私の住んでいる家の敷地内に、今も大きな古い長屋が建っています。 
子供の頃、家を建て替える少しの間長屋の2階に住んでいたことがありました。階段が急で、天井が低くて窓も小さく、子供心に不思議な建物だと思っていました。最近になり伯母(おば)からその長屋で養蚕(ようさん)をしていたと聞き驚きました。
80歳になる伯母が幼少期の頃、私の住む岩田地区は水田と桑畑が半々で農家の多くが稲作のかたわら養蚕に精を出し、多忙な日々を送っていたそうです。

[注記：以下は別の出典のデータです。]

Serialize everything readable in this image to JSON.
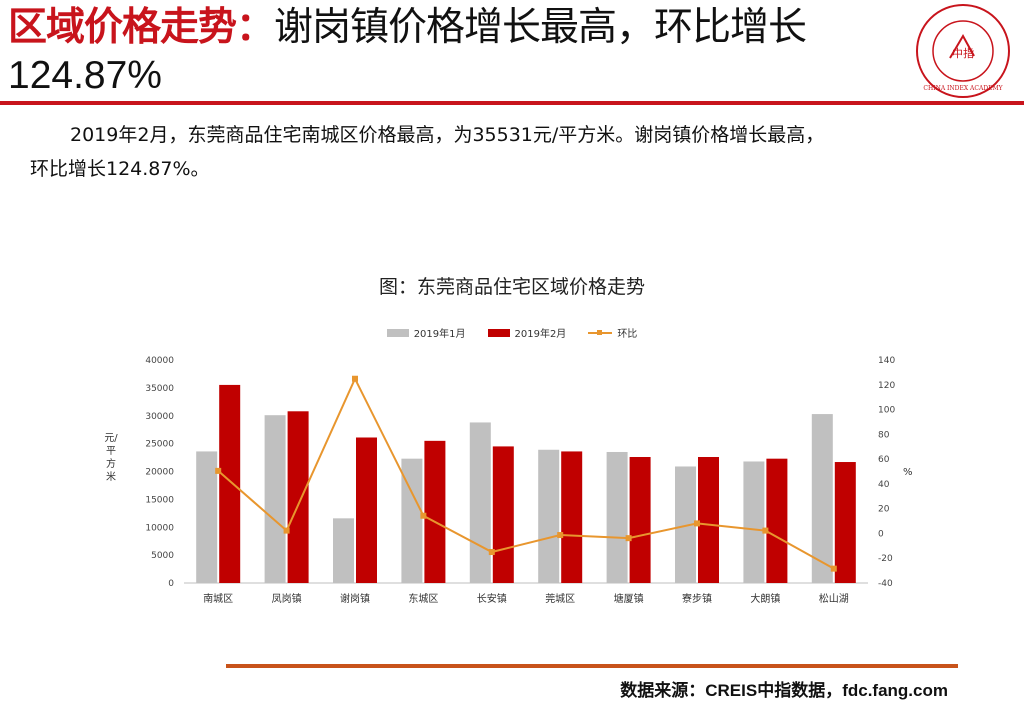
{
  "header": {
    "title_accent": "区域价格走势：",
    "title_rest": "谢岗镇价格增长最高，环比增长",
    "title_line2": "124.87%",
    "logo_text": "CHINA INDEX ACADEMY",
    "logo_center": "中指"
  },
  "description": {
    "line1": "2019年2月，东莞商品住宅南城区价格最高，为35531元/平方米。谢岗镇价格增长最高，",
    "line2": "环比增长124.87%。"
  },
  "colors": {
    "accent": "#c8141c",
    "series1": "#c0c0c0",
    "series2": "#c00000",
    "line": "#e8962e",
    "rule_bottom": "#c8531a"
  },
  "chart_data": {
    "type": "bar",
    "title": "图：东莞商品住宅区域价格走势",
    "categories": [
      "南城区",
      "凤岗镇",
      "谢岗镇",
      "东城区",
      "长安镇",
      "莞城区",
      "塘厦镇",
      "寮步镇",
      "大朗镇",
      "松山湖"
    ],
    "series": [
      {
        "name": "2019年1月",
        "type": "bar",
        "axis": "left",
        "values": [
          23600,
          30100,
          11600,
          22300,
          28800,
          23900,
          23500,
          20900,
          21800,
          30300
        ]
      },
      {
        "name": "2019年2月",
        "type": "bar",
        "axis": "left",
        "values": [
          35531,
          30800,
          26100,
          25500,
          24500,
          23600,
          22600,
          22600,
          22300,
          21700
        ]
      },
      {
        "name": "环比",
        "type": "line",
        "axis": "right",
        "values": [
          50.5,
          2.3,
          124.87,
          14.3,
          -15.0,
          -1.3,
          -3.8,
          8.1,
          2.3,
          -28.4
        ]
      }
    ],
    "ylabel": "元/平方米",
    "y2label": "%",
    "ylim": [
      0,
      40000
    ],
    "y2lim": [
      -40,
      140
    ],
    "yticks": [
      "0",
      "5000",
      "10000",
      "15000",
      "20000",
      "25000",
      "30000",
      "35000",
      "40000"
    ],
    "y2ticks": [
      "-40",
      "-20",
      "0",
      "20",
      "40",
      "60",
      "80",
      "100",
      "120",
      "140"
    ],
    "legend_position": "top-center",
    "grid": false
  },
  "footer": {
    "source": "数据来源：CREIS中指数据，fdc.fang.com"
  }
}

病気に弱い蚕(かいこ)は一匹の発病が全滅につながることもあり、昼夜問わずの大変な作業だったそうです。しかし繭(まゆ)の相場は変動が大きく、安値で買われてしまうこともあり、当時幼かった伯母も期待と不安の入り混じった気持ちで市場に行く祖父を見送ったということです。

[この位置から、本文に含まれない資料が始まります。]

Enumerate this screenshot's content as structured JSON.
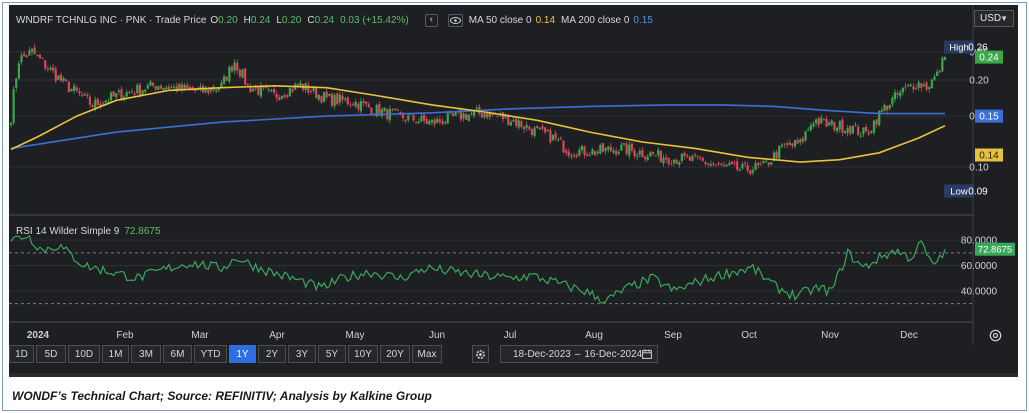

苦労して育てた繭を真(ま)綿(わた)にし、祖母が冬布団を作ってくれてそれは暖かかったと嬉しそうに話す伯母と長屋を見つめていると、何か大切なことを思い出させてくれると同時に、知らなかった我が家の歴史にも触れ、温かい気持ちになりました。

編集後記

文化財めぐりウォークの参加者を募ると、ふるさとを懐かしんでの問合せがたくさんあります。ふるさとは何歳になっても色あせない思い出の詰まった場所です。将来子供たちがどんなふうに磐田を語るのか…楽しみです。